Development of alkali-activated slag concrete for potential application in pavements using municipal solid waste incineration bottom ash aggregates

Abstract

The development of an efficient and sustainable transportation system is crucial for the effective functioning of economies. Concrete, a widely used material for road construction, poses significant environmental challenges. A sustainable alternative is to use alkali-activated concrete (AAC) for road construction. However, the aggregates used in AAC are generally mined, contributing to the negative environmental impact. To address this concern, municipal solid waste incineration (MSWI) ashes, specifically MSWI bottom ash (BA), can be utilised to replace natural aggregates. Thus the construction of pavements using sustainable concrete facilitates its growing demand without burdening the environment.

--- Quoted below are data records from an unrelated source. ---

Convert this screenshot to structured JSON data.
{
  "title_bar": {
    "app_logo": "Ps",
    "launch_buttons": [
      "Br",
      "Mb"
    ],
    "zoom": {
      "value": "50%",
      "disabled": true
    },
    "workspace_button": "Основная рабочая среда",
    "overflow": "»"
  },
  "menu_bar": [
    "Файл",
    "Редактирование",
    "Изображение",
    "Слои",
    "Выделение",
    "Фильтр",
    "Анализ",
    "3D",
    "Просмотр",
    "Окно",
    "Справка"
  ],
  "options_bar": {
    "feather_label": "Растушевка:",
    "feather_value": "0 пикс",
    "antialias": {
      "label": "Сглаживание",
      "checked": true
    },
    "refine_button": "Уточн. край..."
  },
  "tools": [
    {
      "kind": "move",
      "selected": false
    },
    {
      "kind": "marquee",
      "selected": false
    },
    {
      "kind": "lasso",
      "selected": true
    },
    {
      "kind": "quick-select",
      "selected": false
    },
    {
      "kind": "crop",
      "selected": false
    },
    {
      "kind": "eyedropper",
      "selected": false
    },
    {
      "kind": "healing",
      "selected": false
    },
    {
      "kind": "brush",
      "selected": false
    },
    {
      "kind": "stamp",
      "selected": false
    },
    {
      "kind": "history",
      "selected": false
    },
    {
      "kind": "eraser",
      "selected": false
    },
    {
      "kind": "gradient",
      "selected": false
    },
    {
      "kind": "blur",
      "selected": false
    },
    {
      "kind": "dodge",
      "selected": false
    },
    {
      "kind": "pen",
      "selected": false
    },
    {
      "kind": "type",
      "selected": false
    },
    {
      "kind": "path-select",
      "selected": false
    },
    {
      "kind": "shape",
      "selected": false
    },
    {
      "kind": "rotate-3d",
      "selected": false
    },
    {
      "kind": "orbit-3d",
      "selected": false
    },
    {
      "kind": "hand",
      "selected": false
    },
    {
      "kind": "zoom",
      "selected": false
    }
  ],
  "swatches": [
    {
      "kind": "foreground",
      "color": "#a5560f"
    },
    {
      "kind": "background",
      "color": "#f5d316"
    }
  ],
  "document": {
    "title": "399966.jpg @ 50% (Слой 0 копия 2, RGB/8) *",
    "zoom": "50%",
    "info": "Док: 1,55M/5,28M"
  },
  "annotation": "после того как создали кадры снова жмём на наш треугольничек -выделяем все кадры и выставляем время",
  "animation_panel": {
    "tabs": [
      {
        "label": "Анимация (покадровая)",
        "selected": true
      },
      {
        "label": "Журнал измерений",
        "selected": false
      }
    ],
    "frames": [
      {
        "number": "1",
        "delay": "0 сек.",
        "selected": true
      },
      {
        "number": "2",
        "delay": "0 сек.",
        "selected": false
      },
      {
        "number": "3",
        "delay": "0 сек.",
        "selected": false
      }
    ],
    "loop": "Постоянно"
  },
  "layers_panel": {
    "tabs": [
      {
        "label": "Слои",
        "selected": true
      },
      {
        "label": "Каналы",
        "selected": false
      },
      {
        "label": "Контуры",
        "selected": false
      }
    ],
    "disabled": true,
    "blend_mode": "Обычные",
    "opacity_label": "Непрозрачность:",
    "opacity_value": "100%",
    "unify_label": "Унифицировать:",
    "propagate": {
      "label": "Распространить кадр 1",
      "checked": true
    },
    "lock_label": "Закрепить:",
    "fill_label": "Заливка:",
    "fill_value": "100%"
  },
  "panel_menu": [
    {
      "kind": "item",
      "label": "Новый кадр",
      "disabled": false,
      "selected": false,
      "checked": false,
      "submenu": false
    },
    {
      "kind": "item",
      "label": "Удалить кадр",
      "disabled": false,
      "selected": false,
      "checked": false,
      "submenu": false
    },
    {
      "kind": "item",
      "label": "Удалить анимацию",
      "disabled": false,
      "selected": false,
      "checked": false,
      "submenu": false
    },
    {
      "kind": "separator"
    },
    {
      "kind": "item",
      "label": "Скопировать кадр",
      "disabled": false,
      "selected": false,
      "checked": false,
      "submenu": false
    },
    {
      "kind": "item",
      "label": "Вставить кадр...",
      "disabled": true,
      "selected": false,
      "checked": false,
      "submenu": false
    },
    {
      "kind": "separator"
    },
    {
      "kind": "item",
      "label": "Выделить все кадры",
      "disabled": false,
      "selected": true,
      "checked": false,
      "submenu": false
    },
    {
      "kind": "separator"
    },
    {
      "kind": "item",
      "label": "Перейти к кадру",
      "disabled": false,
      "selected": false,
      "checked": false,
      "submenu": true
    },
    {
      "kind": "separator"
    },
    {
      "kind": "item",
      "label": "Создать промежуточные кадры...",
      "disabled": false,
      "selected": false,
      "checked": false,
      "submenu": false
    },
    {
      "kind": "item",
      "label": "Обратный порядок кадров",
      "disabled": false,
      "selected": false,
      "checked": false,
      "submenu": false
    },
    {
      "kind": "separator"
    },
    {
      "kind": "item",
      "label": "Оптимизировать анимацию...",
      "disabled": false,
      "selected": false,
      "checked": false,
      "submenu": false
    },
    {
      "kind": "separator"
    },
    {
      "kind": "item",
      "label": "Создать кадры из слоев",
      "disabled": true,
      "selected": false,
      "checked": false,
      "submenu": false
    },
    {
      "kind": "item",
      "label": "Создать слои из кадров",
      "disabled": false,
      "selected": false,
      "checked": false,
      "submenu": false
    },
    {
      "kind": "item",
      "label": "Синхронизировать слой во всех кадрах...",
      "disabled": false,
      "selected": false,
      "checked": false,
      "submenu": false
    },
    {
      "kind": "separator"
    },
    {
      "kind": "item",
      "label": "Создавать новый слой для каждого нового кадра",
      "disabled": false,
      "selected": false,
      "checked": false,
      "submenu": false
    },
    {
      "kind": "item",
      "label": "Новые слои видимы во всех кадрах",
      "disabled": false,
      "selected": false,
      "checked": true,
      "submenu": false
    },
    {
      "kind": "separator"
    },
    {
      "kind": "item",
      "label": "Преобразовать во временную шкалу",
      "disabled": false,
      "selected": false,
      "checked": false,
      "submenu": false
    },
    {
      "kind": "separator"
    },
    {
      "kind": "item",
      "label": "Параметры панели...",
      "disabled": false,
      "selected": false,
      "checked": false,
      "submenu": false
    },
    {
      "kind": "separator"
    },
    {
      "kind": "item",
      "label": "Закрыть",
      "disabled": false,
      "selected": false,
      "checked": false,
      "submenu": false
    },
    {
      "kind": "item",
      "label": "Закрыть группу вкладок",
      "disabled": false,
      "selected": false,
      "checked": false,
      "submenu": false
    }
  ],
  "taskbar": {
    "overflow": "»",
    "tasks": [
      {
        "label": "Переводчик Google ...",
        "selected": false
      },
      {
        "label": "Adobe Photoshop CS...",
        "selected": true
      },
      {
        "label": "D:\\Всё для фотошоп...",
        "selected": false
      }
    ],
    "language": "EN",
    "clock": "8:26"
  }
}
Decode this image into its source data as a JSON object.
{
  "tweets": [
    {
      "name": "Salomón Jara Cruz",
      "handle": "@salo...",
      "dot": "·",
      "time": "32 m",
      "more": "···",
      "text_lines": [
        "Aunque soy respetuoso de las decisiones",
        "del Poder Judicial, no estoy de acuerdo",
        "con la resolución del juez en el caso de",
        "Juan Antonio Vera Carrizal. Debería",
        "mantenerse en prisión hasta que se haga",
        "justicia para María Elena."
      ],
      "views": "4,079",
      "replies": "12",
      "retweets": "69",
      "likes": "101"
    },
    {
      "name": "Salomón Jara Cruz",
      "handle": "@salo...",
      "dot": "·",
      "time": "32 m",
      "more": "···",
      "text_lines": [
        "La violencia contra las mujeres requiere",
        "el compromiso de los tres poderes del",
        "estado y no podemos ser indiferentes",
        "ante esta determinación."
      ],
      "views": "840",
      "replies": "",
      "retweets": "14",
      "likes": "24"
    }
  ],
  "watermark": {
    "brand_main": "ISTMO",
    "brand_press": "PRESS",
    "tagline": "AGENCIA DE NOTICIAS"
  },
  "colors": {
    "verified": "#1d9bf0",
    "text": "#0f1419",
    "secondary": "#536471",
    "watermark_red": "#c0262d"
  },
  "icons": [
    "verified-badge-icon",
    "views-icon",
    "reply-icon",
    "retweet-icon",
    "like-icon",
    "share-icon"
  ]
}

This research focuses on the utilisation of municipal solid waste incineration bottom ash (MSWI BA) aggregates in AAC for potential application in pavements. The study was divided into five phases: aggregate characterisation, mechanical performance evaluation, long-term performance study, microstructure analysis, and life cycle assessment (LCA) analysis. The physical properties of MSWI BA aggregates indicated that the aggregates are porous and weak. Nonetheless, these aggregates showed comparable properties to natural aggregates and can still be used for pavement application. However, the metallic aluminium in the MSWI BA aggregates releases hydrogen gas leading to concrete cracking and swelling, thus, hindering its use in various applications. To address this concern, alkaline pre-treatment using sodium hydroxide solution was employed in this research. An optimal replacement level of 30% was chosen based on the effectiveness of the pre-treatment in removing metallic aluminium and the compressive strength of AAC containing MSWI BA aggregates.

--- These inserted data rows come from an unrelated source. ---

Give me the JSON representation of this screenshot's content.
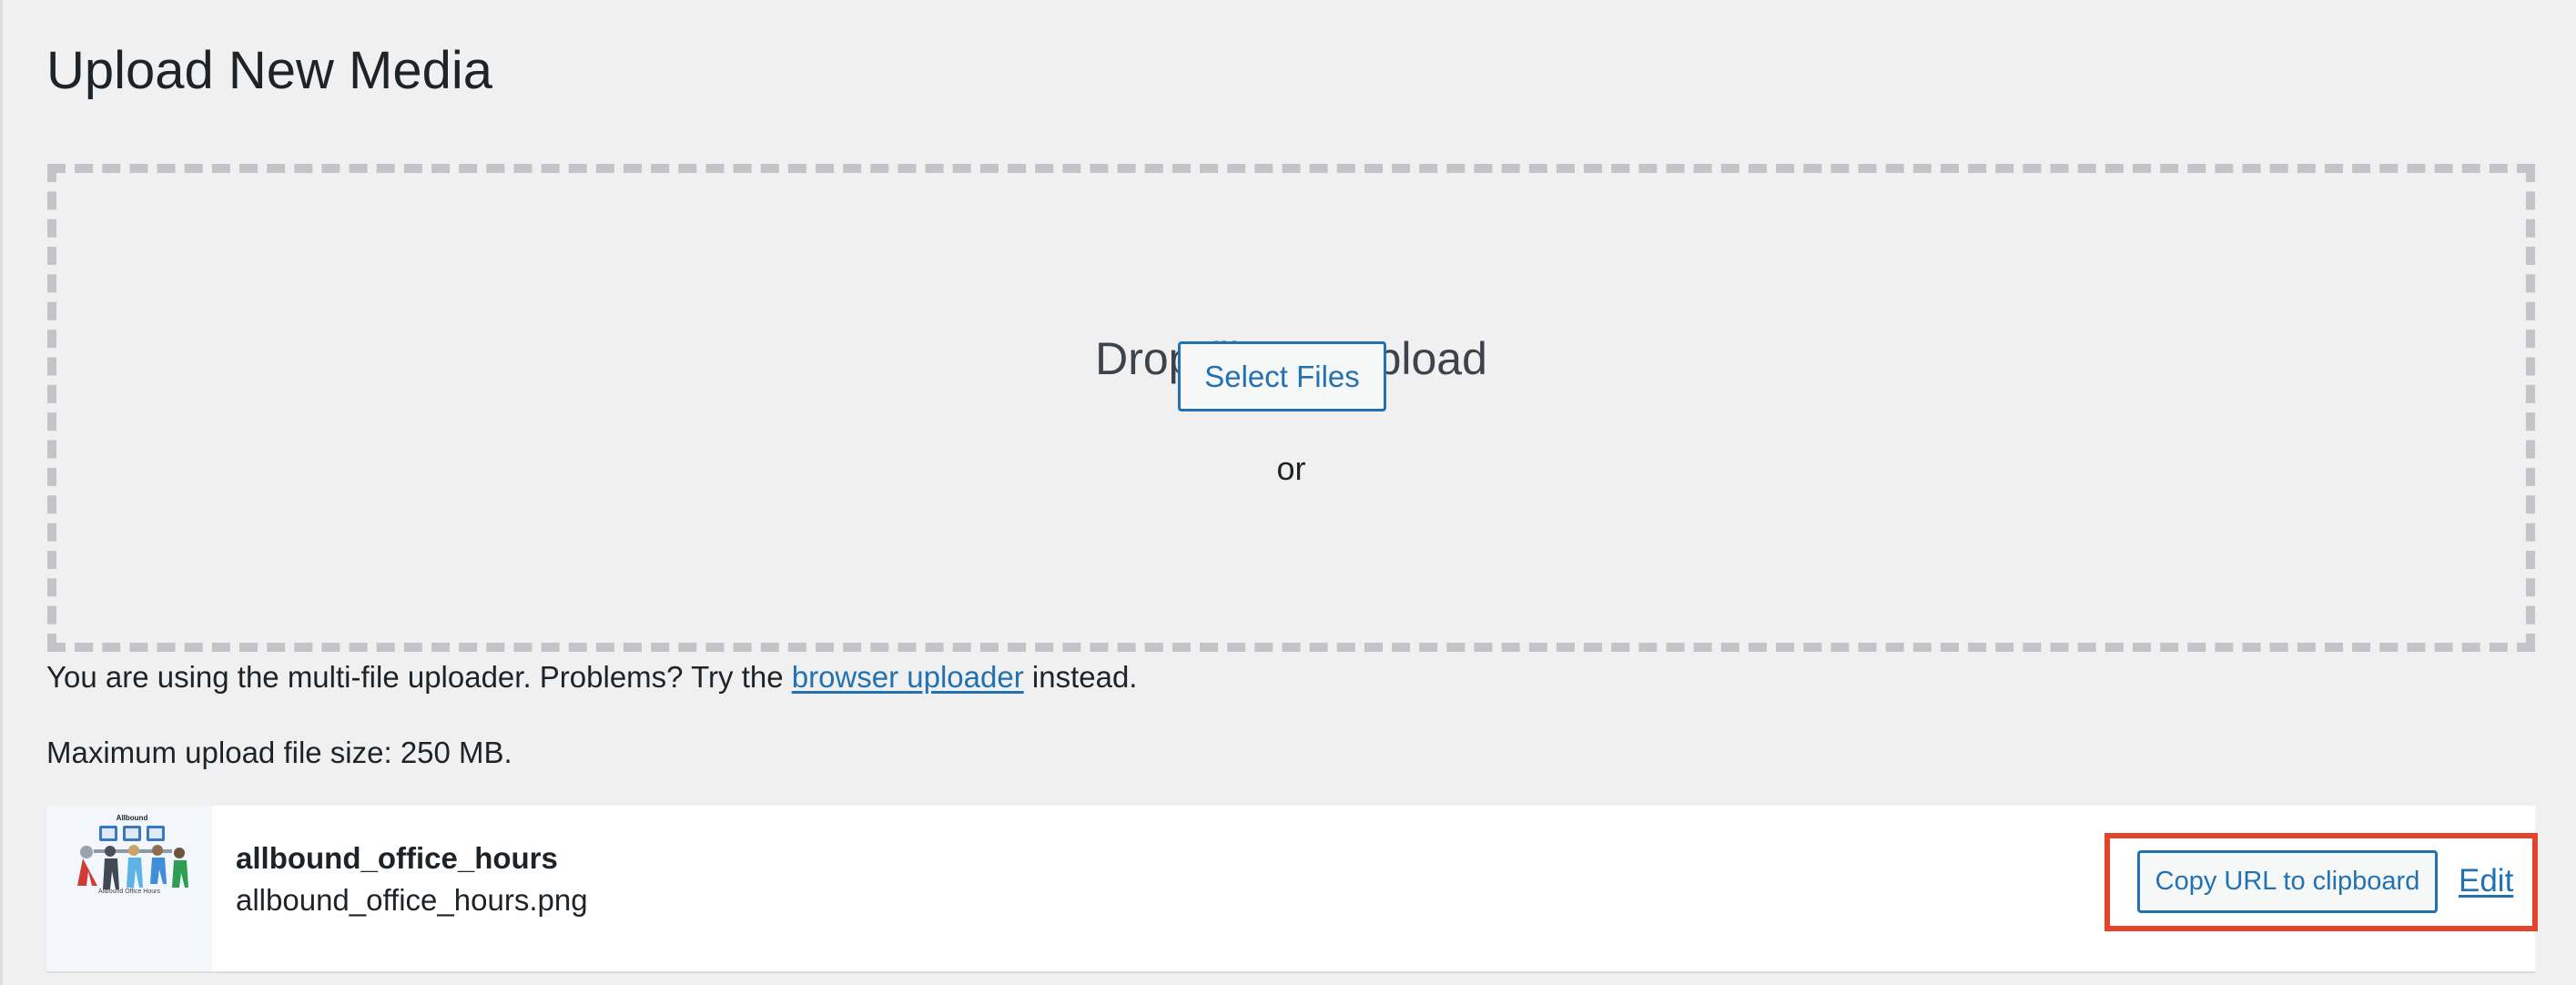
{
  "page": {
    "title": "Upload New Media"
  },
  "dropzone": {
    "title": "Drop files to upload",
    "or_text": "or",
    "select_button": "Select Files"
  },
  "uploader_note": {
    "before_link": "You are using the multi-file uploader. Problems? Try the ",
    "link_text": "browser uploader",
    "after_link": " instead."
  },
  "max_size": "Maximum upload file size: 250 MB.",
  "media_item": {
    "title": "allbound_office_hours",
    "filename": "allbound_office_hours.png",
    "thumbnail_icon": "image-thumbnail-icon",
    "thumbnail_caption": "Allbound Office Hours",
    "thumbnail_brand": "Allbound",
    "copy_button": "Copy URL to clipboard",
    "edit_link": "Edit"
  },
  "colors": {
    "accent": "#2271b1",
    "background": "#f0f0f1",
    "highlight": "#e5432b",
    "dashed_border": "#c3c4c7"
  }
}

In the next phase of the research, the mechanical and long-term performance of AAC with optimum replacement level was evaluated. The results demonstrated that the concrete satisfied the mechanical performance requirements for pavements. However, the freeze-thaw resistance of the AAC was below the norm requirement due to the air voids and associated cracking, which was confirmed through scanning electron microscopy (SEM) and X-ray computed tomography analysis.

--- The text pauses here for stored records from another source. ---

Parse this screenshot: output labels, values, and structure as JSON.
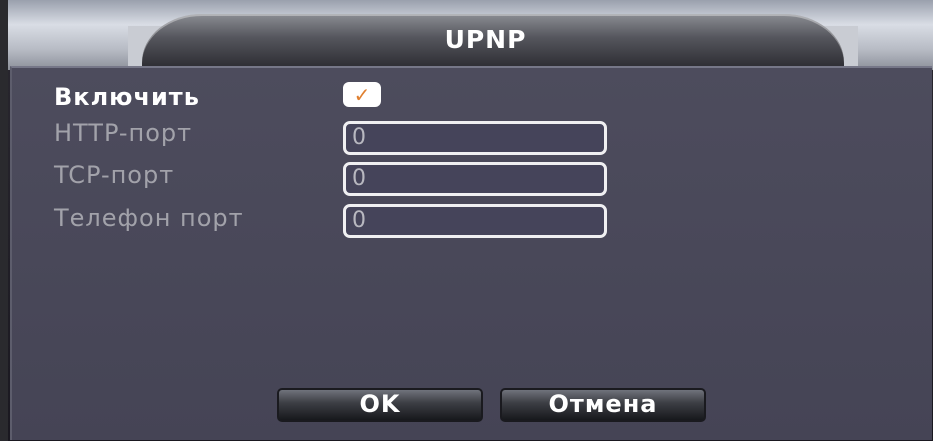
{
  "window": {
    "title": "UPNP"
  },
  "form": {
    "enable_label": "Включить",
    "enable_checked": true,
    "http_port_label": "HTTP-порт",
    "http_port_value": "0",
    "tcp_port_label": "TCP-порт",
    "tcp_port_value": "0",
    "phone_port_label": "Телефон порт",
    "phone_port_value": "0"
  },
  "buttons": {
    "ok_label": "OK",
    "cancel_label": "Отмена"
  },
  "colors": {
    "panel": "#4d4c5d",
    "checkmark": "#e08030",
    "field_border": "#f0f0f2"
  }
}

SEM analysis revealed reactive phases in the MSWI BA aggregates and poor aggregate-matrix bonding for the coarser fraction compared to the finer aggregate fraction, leading to decreased mechanical performance. Despite these findings, the AAC containing MSWI BA aggregates satisfied the majority of the norm requirements, indicating its potential for road pavement application. However, evaluating the environmental impact of adding MSWI BA aggregates in concrete is essential. The life cycle assessment analysis demonstrated that the optimal MSWI BA sample exhibited better environmental effects, indicated by a lower environmental cost indicator value compared to AAC and ordinary Portland cement concrete samples with similar performance.

In conclusion, the pre-treatment method utilised in this research is optimal for a replacement level of 30% of gravel with MSWI BA aggregates. The AAC with 30% replacement level meets all the mechanical property requirements stipulated by the norm for pavement application, exhibits good air void distribution, and has limited environmental impact owing to the lower ECI value. This study evaluated the feasibility of applying MSWI BA aggregates in AAC for pavement application and showed promising results.